In 2017, I attended a conference where a former South African finance minister was a guest. It was interesting to hear his views on the South African economy. This was just after headwinds hit the BRICS, and to many, the BRICS story seemed circumspect.
Since the commodity cycle slumped at the start of the 2010s, some started debating the inclusion of South Africa, Brazil and Russia in BRICS, and whether they were dragging the BRICS story. Many quoted Goldman Sach’s Jim O’Neill, who had excluded it when he coined BRIC in 2001. As per Okun’s Misery Index using IMF WEO data, South Africa and Brazil from the BRICS had the worst scores in 2016, but Brazil was taking policies to recover.
High-income inequality made South Africa’s addressable consumer base proportionately smaller. It had not scripted gains by being in BRICS, as EXIM Bank data showed its share within BRICS trade remained flat at 6 percent from 2011-2015. Its share within BRICS-ex-China trade was also flat. While Brazil and Russia shared similar fates, Russia’s location meant shared geo-economic interests with China, while Brazil was effecting changes.
One can now coin those debates as #SEXIT, i.e. should South Africa exit the BRICS? Quips aside, the question now after #ZEXIT (exit of Jacob Zuma) is what would happen to calls for #SEXIT? Hope is built on President Ramaphosa to reset South Africa, which would impact the BRICS story too. In this objective, it might be relevant to look at what Brazil and India did and how they match with Ramaphosa’s plans. That can give a clue about the expectations of #SEXIT?
Both Brazil and India stressed on reducing fiscal deficit, a key metric for rating agencies and investors. Brazil’s Temer is taking a tough decision to trim social-security, though it is debated if this bill would be finally passed. Even India controlled subsidies through the Direct Benefit Transfer. Both hiked gas prices, another tough political call.
Ramaphosa faces a tricky choice. He plans to invest in infrastructure, internships to unemployed and may forego revenue due to incentives planned in the economic zones. But his public finances are already stretched, ergo a controversial wealthy tax hike in early-2017. With its credit rating turning south, Ramaphosa will have to expand his fiscal resources to meet his investment plans while holding the deficit at 4 percent to impress rating-agencies.

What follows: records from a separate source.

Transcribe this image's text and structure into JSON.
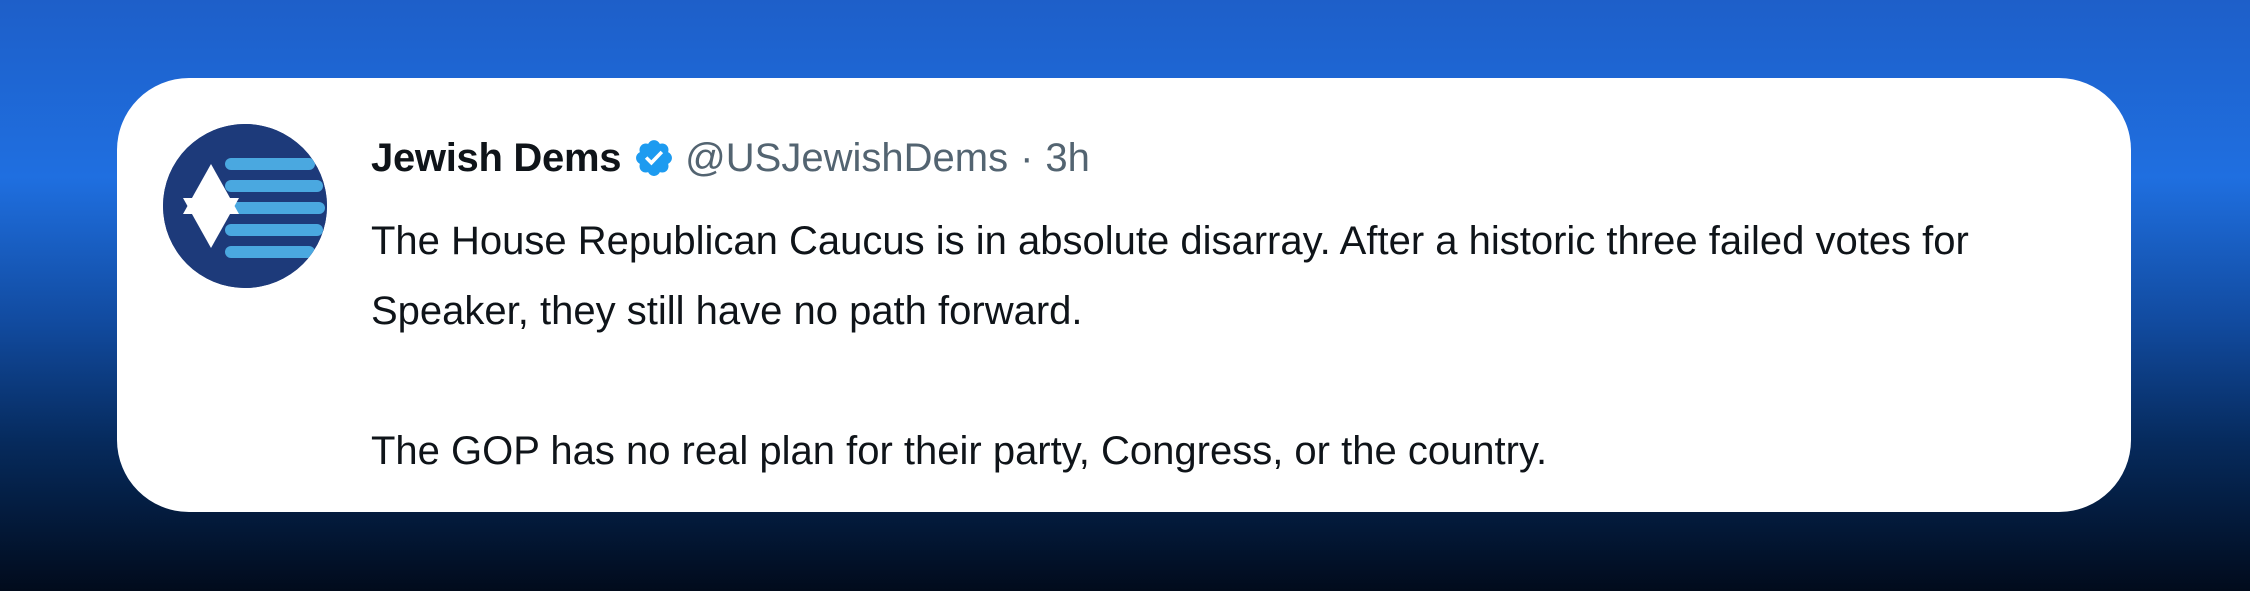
{
  "tweet": {
    "display_name": "Jewish Dems",
    "handle": "@USJewishDems",
    "separator": "·",
    "time": "3h",
    "verified": true,
    "avatar_icon": "star-of-david-stripes-logo",
    "paragraphs": [
      "The House Republican Caucus is in absolute disarray. After a historic three failed votes for Speaker, they still have no path forward.",
      "The GOP has no real plan for their party, Congress, or the country."
    ]
  },
  "colors": {
    "verified_badge": "#1d9bf0",
    "text_primary": "#0f1419",
    "text_secondary": "#536471",
    "avatar_bg": "#1d3a7a",
    "avatar_stripes": "#4aa8e0"
  }
}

As export growth hit in a sluggish economy (global GDP grew 1 percent CAGR from 2012-2016, as per IMF) and fiscal cuts hit investments, consumption drove growth in both Brazil and India. Even China is moving to consumption. An accommodative monetary policy in Brazil helped. Even India effected rate-cuts till a year ago. As cuts hit economic activity with a lag, their effect should sustain.

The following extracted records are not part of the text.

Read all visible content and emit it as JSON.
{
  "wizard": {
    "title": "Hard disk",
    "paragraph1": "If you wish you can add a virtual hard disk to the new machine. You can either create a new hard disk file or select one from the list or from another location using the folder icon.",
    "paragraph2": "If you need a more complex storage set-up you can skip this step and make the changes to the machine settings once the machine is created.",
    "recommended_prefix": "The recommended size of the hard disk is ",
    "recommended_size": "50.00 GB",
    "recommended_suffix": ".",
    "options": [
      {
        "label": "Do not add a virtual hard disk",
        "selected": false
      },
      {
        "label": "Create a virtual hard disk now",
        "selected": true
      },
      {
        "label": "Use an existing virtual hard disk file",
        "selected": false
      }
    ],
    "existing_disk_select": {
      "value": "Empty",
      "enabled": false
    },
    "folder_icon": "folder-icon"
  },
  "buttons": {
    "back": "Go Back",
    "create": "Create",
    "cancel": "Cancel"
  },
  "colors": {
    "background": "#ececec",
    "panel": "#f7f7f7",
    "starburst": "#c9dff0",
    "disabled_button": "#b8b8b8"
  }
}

As South Africa has high-income inequality, expanding consumption across the broad-base is a structural challenge. Ramaphosa’s immediate bias for investment to drive growth seems correct. He is also focusing to revive small-businesses, with plans to review regulations and create a fund. A revival augurs well for wage growth of their current employees, in turn, driving consumption. But if their idle capacity limits the scope for wage-growth, the pressure will be entirely on new job creation to push incomes and growth.

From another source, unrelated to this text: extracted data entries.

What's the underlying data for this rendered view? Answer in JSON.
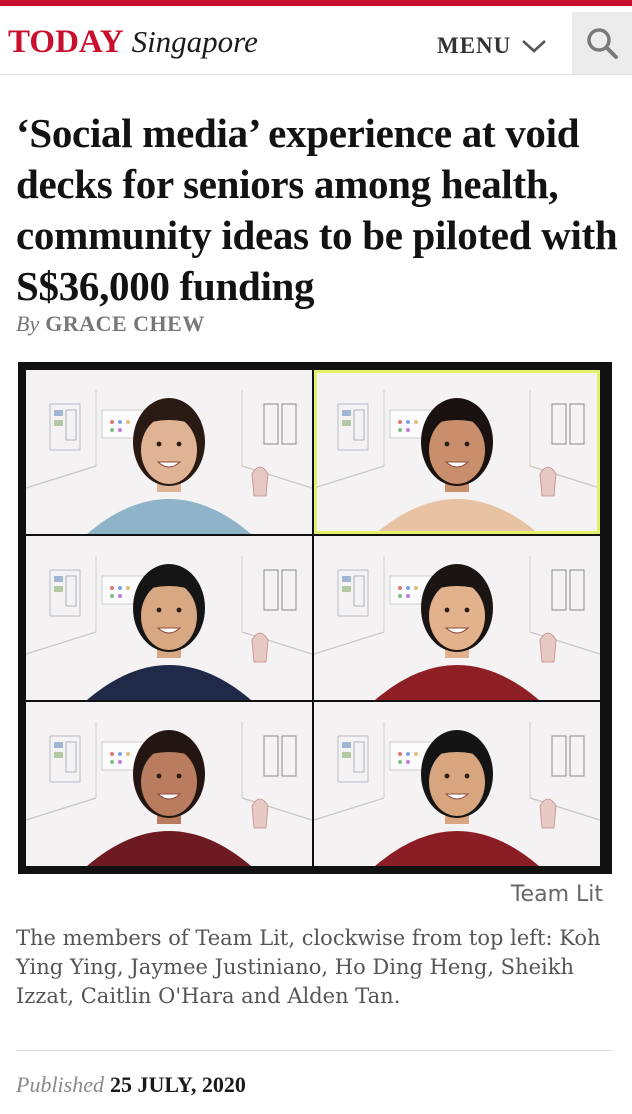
{
  "header": {
    "brand_primary": "TODAY",
    "brand_secondary": "Singapore",
    "menu_label": "MENU",
    "accent_color": "#c8102e"
  },
  "article": {
    "headline": "‘Social media’ experience at void decks for seniors among health, community ideas to be piloted with S$36,000 funding",
    "by_label": "By",
    "author": "GRACE CHEW",
    "photo_credit": "Team Lit",
    "caption": "The members of Team Lit, clockwise from top left: Koh Ying Ying, Jaymee Justiniano, Ho Ding Heng, Sheikh Izzat, Caitlin O'Hara and Alden Tan.",
    "published_label": "Published",
    "published_date": "25 JULY, 2020"
  },
  "photo": {
    "tiles": [
      {
        "shirt": "#8fb3c8",
        "hair": "#2a1a14",
        "skin": "#e0b394",
        "active": false
      },
      {
        "shirt": "#e7c3a3",
        "hair": "#1a1210",
        "skin": "#c98f6d",
        "active": true
      },
      {
        "shirt": "#1f2a48",
        "hair": "#151515",
        "skin": "#d8a883",
        "active": false
      },
      {
        "shirt": "#8e1f24",
        "hair": "#1a1412",
        "skin": "#e2b28c",
        "active": false
      },
      {
        "shirt": "#6e1a22",
        "hair": "#231612",
        "skin": "#b97c5e",
        "active": false
      },
      {
        "shirt": "#8a1e24",
        "hair": "#141414",
        "skin": "#d9a57f",
        "active": false
      }
    ]
  }
}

Job creation will depend on skills, not just business. India ramped up skill-development centres along with its rural-employment programme so that it built long-term capabilities and job-creation. Brazil’s Exchange Bureau is attracting quality faculty from abroad, to enhance its human capital. South Africa is younger (median age 26 vs. India’s 27, Brazil’s 31 and China’s 35, as per Statista), hence a higher demographic bonus. But its skills should match demand.
Ramaphosa aims to strengthen black empowerment. But this has to be productive, and not just participative, for long-term results. Ramaphosa should drive South Africans’ savings culture given the skewed wealth concentration. India and China rank much higher in savings. So they continue consumption even during unemployment.
India’s Modi took a tough call to curb the corruption of black-money and tax-evasion through policies on demonetisation, GST and real estate. Brazil is combating corruption with the probes on money-laundering. Ramaphosa plans to remove corruption in large projects through a presidential panel. But if he can also remove the corrupt elements from governance and cronies, that would itself give a huge boost of confidence to rating agencies.
This is set to improve (global GDP is expected to grow by 5 percent CAGR from 2016-2021, as per IMF). But Ramaphosa’s ability to ride that tailwind to push South African exports can be slowed by the protectionist USA and a calibrating China, its main partners constituting ~16 percent of exports, as per WITS data. This will mean trying to crack new markets, preferably in the continent, to drive export growth?
Ramaphosa’s plans face fiscal and structural constraints. But while recovery takes time, policy clarity is awaited now. Finance is as much about confidence as about fundamentals. #ZEXIT has created a positive bias in some sectors.
If Ramaphosa can balance policy priorities amid his constraints, it would give confidence for the probability of improvement, reaffirm South Africa as a key emerging market and drown calls for #SEXIT. With #ZEXIT renewing investor interest, it might just be an opportune time for a complete reversal of #SEXIT to occur!